Aquella mañana del veintiocho de noviembre salí temprano para acudir como un habanero más a honrar los restos del comandante. Tres larguísimas filas se habían formado en la Plaza de la Revolución, donde miles de ciudadanos esperaban pacientemente alrededor del memorial José Martí. Después de aguantar unas cuantas horas, apenas podía sostenerme de pie, y ante el extremo cansancio al que contribuyeron la exagerada cantidad de personas y el sol, pedí desesperado que me abrieran paso.
Un policía abrió la verja, entonces sucedió el milagro: me dejaron pasar junto a una anciana en silla de ruedas y otro hombre en muletas que apenas podían caminar.
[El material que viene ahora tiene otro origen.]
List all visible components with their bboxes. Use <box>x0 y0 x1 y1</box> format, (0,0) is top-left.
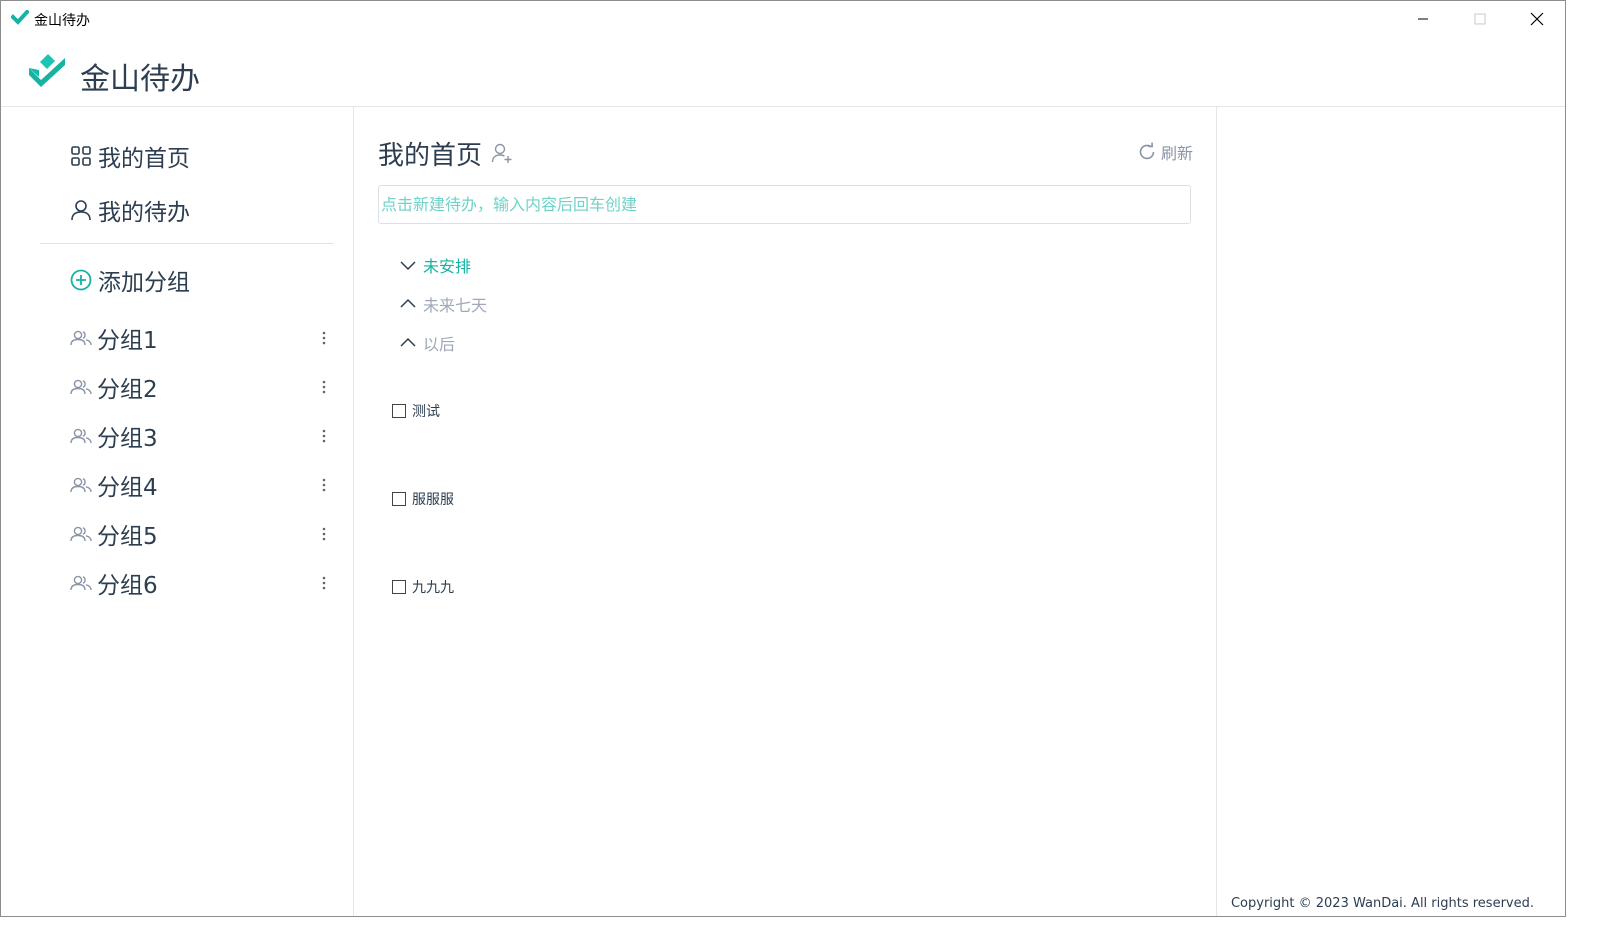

Recuerdo la voz del encargado de seguridad diciendo, mientras caminaba erguido: “No se aparten de mi lado, seguiremos hasta la sala donde podrán rendirle tributo”.
De repente me sorprendí al verme allí, con todas las dificultades que para mí significaba estar de pie, esperando para darle el último adiós a Fidel; casi sintiendo el mismo fervor que aquellos cubanos que lo admiraban. Yo, un español en Cuba, acelerado por la adrenalina de aquel momento, emocionado por ser parte de un hecho universal.
Nuestras vidas están llenas de secretos y dramas cotidianos que le van dando forma a nuestra propia historia, pero pocas veces tenemos la oportunidad de hacer parte de acontecimientos históricos que traspasan todas las fronteras. Fidel era Fidel: amado y odiado, respetado y temido, admirado y atacado; pero era Fidel, el comandante. Y mientras en Cuba lo lloraban, quizás en otras latitudes celebraban su partida. A mí eso en particular no me importaba. Yo simplemente estaba viviendo el momento crucial, sin tomar partido, como un buen viajero debe hacer. Como dice Facundo Cabral: “No soy de aquí, ni soy de allá”. Yo me siento como un ciudadano del mundo, no sigo colores ni ideologías ni efervescencias políticas. Sin embargo, influir notoriamente en la vida de millones de personas sólo le está deparado a algunos pocos, y ese destino siguió a Fidel.
Dentro del recinto ceremonial no estaba el féretro. Había un altar adornado con una corona de flores y una fotografía de Fidel Castro con su rifle colgado al hombro, su gorra y su mochila en la espalda, en la que se le veía de cuerpo entero, mirando al horizonte, ataviado con su icónico uniforme verde olivo. El altar estaba lleno de militares con uniforme de gala, que cuidaban celosamente la sala, en cuyo interior se respiraba un aire cargado de honor.
Fui uno de los cientos de miles que ese día le rindió homenaje a Fidel, el comandante. No tenía móvil, no pude captar aquel instante perpetuo, pero me llevé conmigo aquel día y lo guardé en lo más profundo de mis recuerdos.